Page:Revue des Deux Mondes - 1850 - tome 5.djvu/176

La bibliothèque libre.
Cette page a été validée par deux contributeurs.

Quand on dit qu’on aura année entière, cela veut dire grande abondance ; demi-année ne veut dire qu’une récolte médiocre. C’est ainsi que toujours, en dépit de l’expérience, nous prenons le bien pour la règle et le mal pour l’exception. Une terre a beau accroître ses productions, son propriétaire accroît encore plus ses besoins et ses dépenses. Il en est, il en a été des propriétaires de vignes comme des colons. Il s’est fait dans les vignes de grandes fortunes ; mais il y a eu encore plus de luxe que de richesse. De là il est arrivé que lorsque la terre a moins donné et qu’on n’a plus eu le gros lot à la loterie, on s’est trouvé fort mal à l’aise. On avait pris pour un revenu ce qui n’est, pour ainsi dire, qu’un commerce.

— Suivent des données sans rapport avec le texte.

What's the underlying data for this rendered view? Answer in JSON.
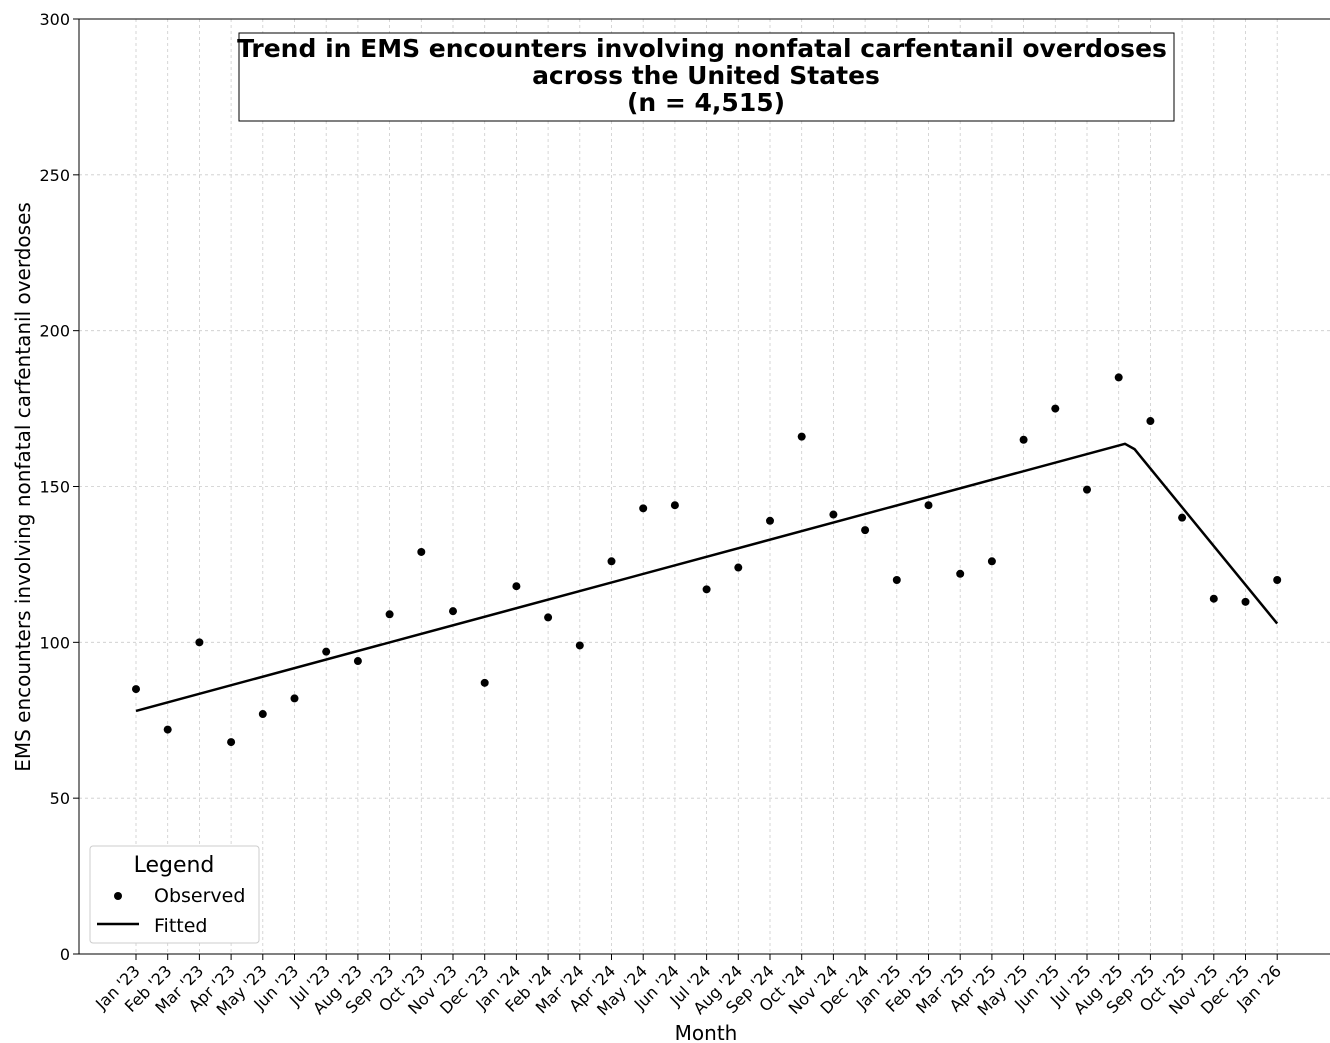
{
  "chart_data": {
    "type": "scatter",
    "title_lines": [
      "Trend in EMS encounters involving nonfatal carfentanil overdoses",
      "across the United States",
      "(n = 4,515)"
    ],
    "xlabel": "Month",
    "ylabel": "EMS encounters involving nonfatal carfentanil overdoses",
    "ylim": [
      0,
      300
    ],
    "yticks": [
      0,
      50,
      100,
      150,
      200,
      250,
      300
    ],
    "grid": true,
    "legend_position": "bottom-left",
    "legend": {
      "title": "Legend",
      "entries": [
        {
          "label": "Observed",
          "marker": "dot"
        },
        {
          "label": "Fitted",
          "marker": "line"
        }
      ]
    },
    "categories": [
      "Jan '23",
      "Feb '23",
      "Mar '23",
      "Apr '23",
      "May '23",
      "Jun '23",
      "Jul '23",
      "Aug '23",
      "Sep '23",
      "Oct '23",
      "Nov '23",
      "Dec '23",
      "Jan '24",
      "Feb '24",
      "Mar '24",
      "Apr '24",
      "May '24",
      "Jun '24",
      "Jul '24",
      "Aug '24",
      "Sep '24",
      "Oct '24",
      "Nov '24",
      "Dec '24",
      "Jan '25",
      "Feb '25",
      "Mar '25",
      "Apr '25",
      "May '25",
      "Jun '25",
      "Jul '25",
      "Aug '25",
      "Sep '25",
      "Oct '25",
      "Nov '25",
      "Dec '25",
      "Jan '26"
    ],
    "series": [
      {
        "name": "Observed",
        "kind": "scatter",
        "color": "#000000",
        "values": [
          85,
          72,
          100,
          68,
          77,
          82,
          97,
          94,
          109,
          129,
          110,
          87,
          118,
          108,
          99,
          126,
          143,
          144,
          117,
          124,
          139,
          166,
          141,
          136,
          120,
          144,
          122,
          126,
          165,
          175,
          149,
          185,
          171,
          140,
          114,
          113,
          120
        ]
      },
      {
        "name": "Fitted",
        "kind": "line",
        "color": "#000000",
        "points": [
          {
            "x": 0,
            "y": 78
          },
          {
            "x": 31.2,
            "y": 163.7
          },
          {
            "x": 31.5,
            "y": 162
          },
          {
            "x": 36,
            "y": 106
          }
        ]
      }
    ]
  }
}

Une fois la gêne arrivée, beaucoup de propriétaires de vignes ont cherché à qui s’en prendre, et, ne voulant pas s’en prendre à eux-mêmes, ils s’en sont pris à l’état, c’est-à-dire à l’impôt.

À entendre les producteurs, on croirait qu’ils supportent à eux seuls tout le poids de l’impôt. Or, voici quelle est leur situation. D’abord, ils sont exempts de droits pour toutes les quantités qu’ils vendent à l’étranger, et cela monte à une valeur annuelle de 90 millions. Puis, ils consomment en franchise une partie des boissons qu’ils récoltent. Ils ne sont assujétis au droit d’entrée que dans les villes de quatre mille ames ou plus.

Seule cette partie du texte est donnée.